The elder statesman gave a nod to fellow blues player, the late Muddy Waters, with a stirring rendition of “Hoochie Coochie Man:” “Don’t you know I’m here. Everybody knows I’m here. Well, you know I’m the hoochie coochie man!” Damn right. He strummed his guitar as fast a Tommy Gun shooting bullets. Conversely, sometimes his vocals were as slow as molasses dripping off a spoon. You can see where blues/rocker Bonnie Raitt got her vocal chops. It was from hanging out with Buddy Guy and Junior Wells. And since Guy is still performing, you can hear that connection between the two.

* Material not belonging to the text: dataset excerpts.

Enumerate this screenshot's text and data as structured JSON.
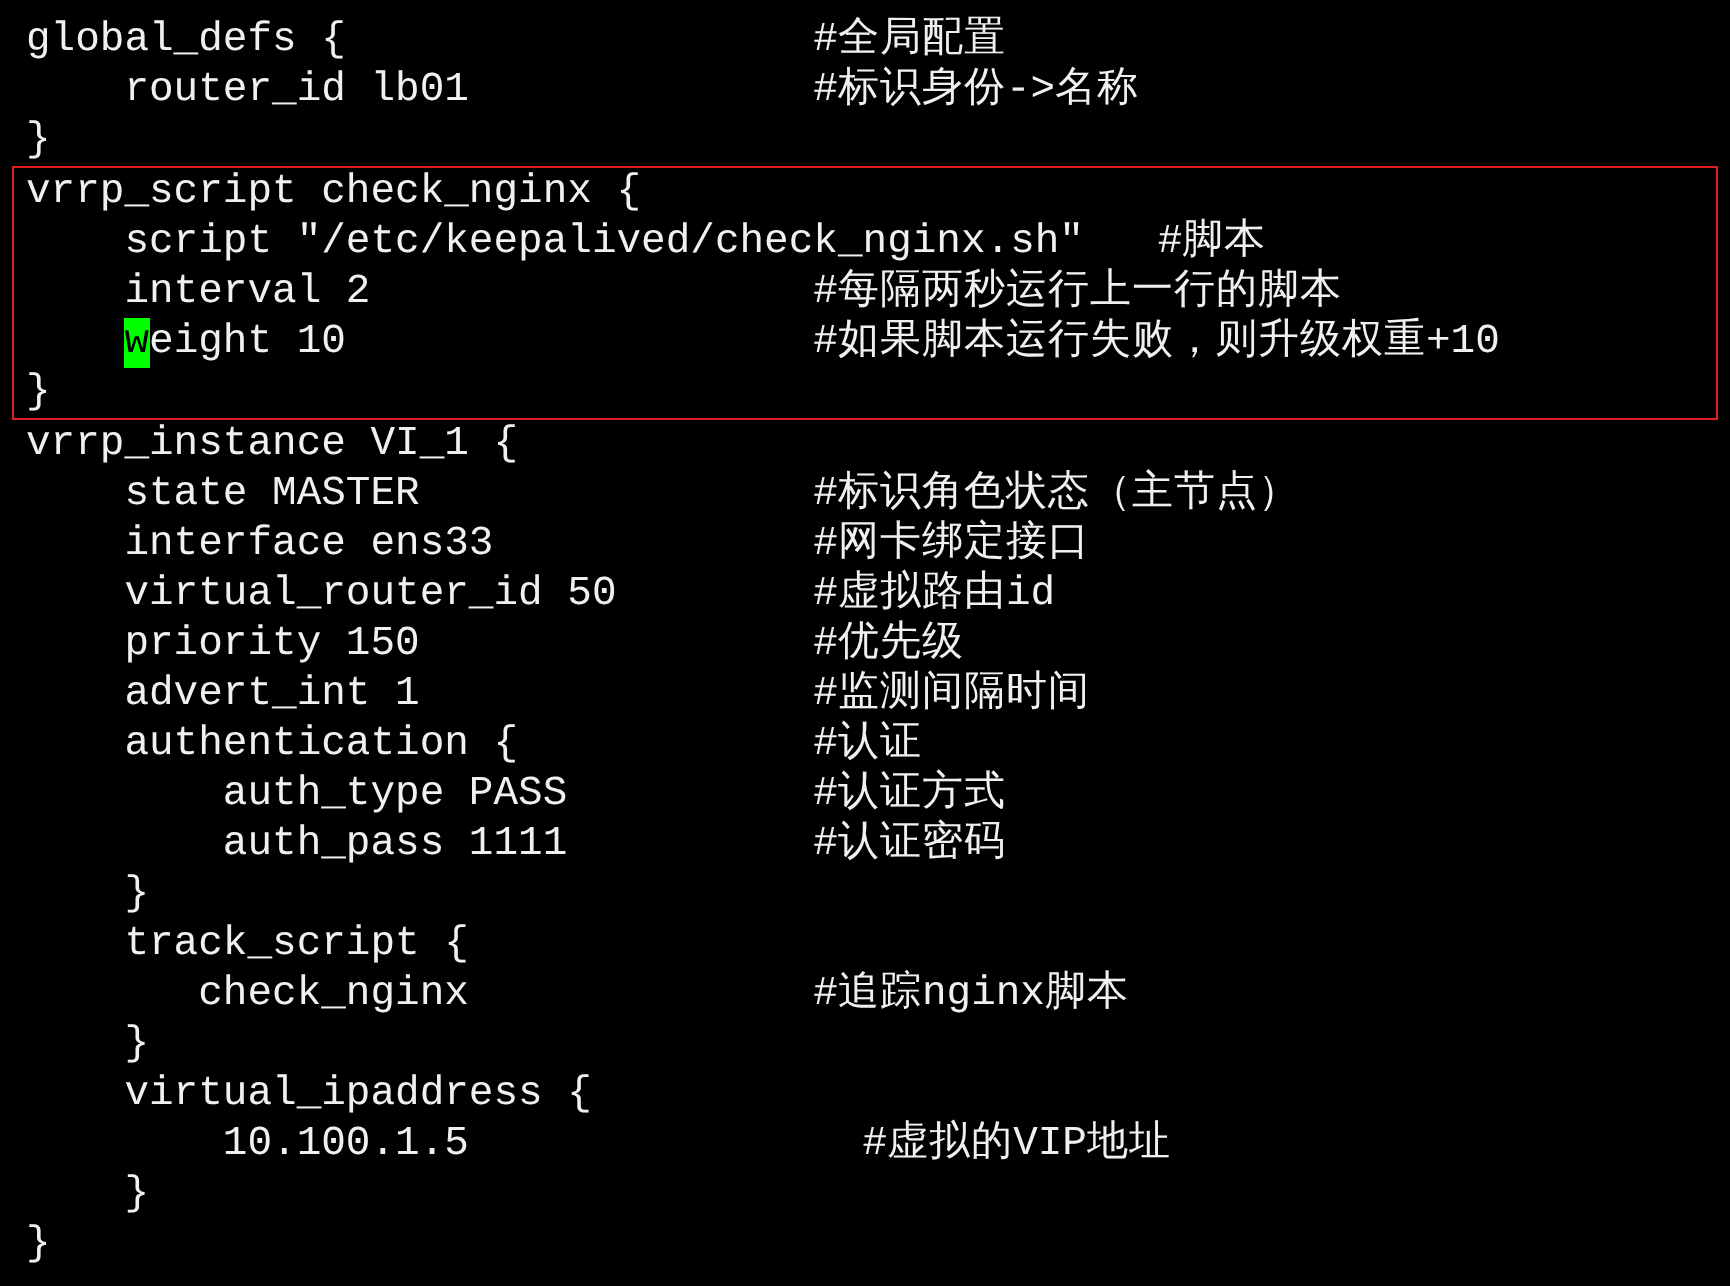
{
  "lines_before": [
    {
      "text": "global_defs {                   #全局配置"
    },
    {
      "text": "    router_id lb01              #标识身份->名称"
    },
    {
      "text": "}"
    }
  ],
  "boxed_block": {
    "lines": [
      {
        "text": "vrrp_script check_nginx {"
      },
      {
        "text": "    script \"/etc/keepalived/check_nginx.sh\"   #脚本"
      },
      {
        "text": "    interval 2                  #每隔两秒运行上一行的脚本"
      },
      {
        "cursor": "w",
        "text_after": "eight 10                   #如果脚本运行失败，则升级权重+10"
      },
      {
        "text": "}"
      }
    ]
  },
  "lines_after": [
    {
      "text": "vrrp_instance VI_1 {"
    },
    {
      "text": "    state MASTER                #标识角色状态（主节点）"
    },
    {
      "text": "    interface ens33             #网卡绑定接口"
    },
    {
      "text": "    virtual_router_id 50        #虚拟路由id"
    },
    {
      "text": "    priority 150                #优先级"
    },
    {
      "text": "    advert_int 1                #监测间隔时间"
    },
    {
      "text": "    authentication {            #认证"
    },
    {
      "text": "        auth_type PASS          #认证方式"
    },
    {
      "text": "        auth_pass 1111          #认证密码"
    },
    {
      "text": "    }"
    },
    {
      "text": "    track_script {"
    },
    {
      "text": "       check_nginx              #追踪nginx脚本"
    },
    {
      "text": "    }"
    },
    {
      "text": "    virtual_ipaddress {"
    },
    {
      "text": "        10.100.1.5                #虚拟的VIP地址"
    },
    {
      "text": "    }"
    },
    {
      "text": "}"
    }
  ]
}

Guy noted that he is a voice from the past, still faithful to the blues, a music form that is not as popular as it once was. Sadly, he proclaimed, “This is the kind of blues that they don’t play on the radio anymore.” As he crooned, and showed a deep passion for his music, his performance crested with the song “I Just Want to Make Love to You:” “I don’t want you, be no slave. I don’t want you to work all day. I don’t want cause I’m sad and blue. I just want to make love to you.”
When Buddy Guy was on stage you couldn’t control your toe-tapping, hand clapping or body shaking. His music overpowered you with a strength that comes from a man who has lived eight decades, can still spar with the best and stand his ground. After Guy mentioned the name Howlin Wolf, a drunk patron in the front row dared to shout out that Howlin Wolf was from Jersey. Guy stopped playing and gave the man a verbal beatdown: “He’s not from Jersey and you don’t know what the f— you’re talking about … you didn’t hear this kind of music until white rockers did it!” The dude was embarrassed, shamed and the audience watched an icon correct a rookie who was out of line. Then they applauded.
Two legends. One incredible double bill. If you have the chance to see them together or separately, you must. Nothing is promised. No one lives forever. See them now, before their next performances are on a stage in heaven.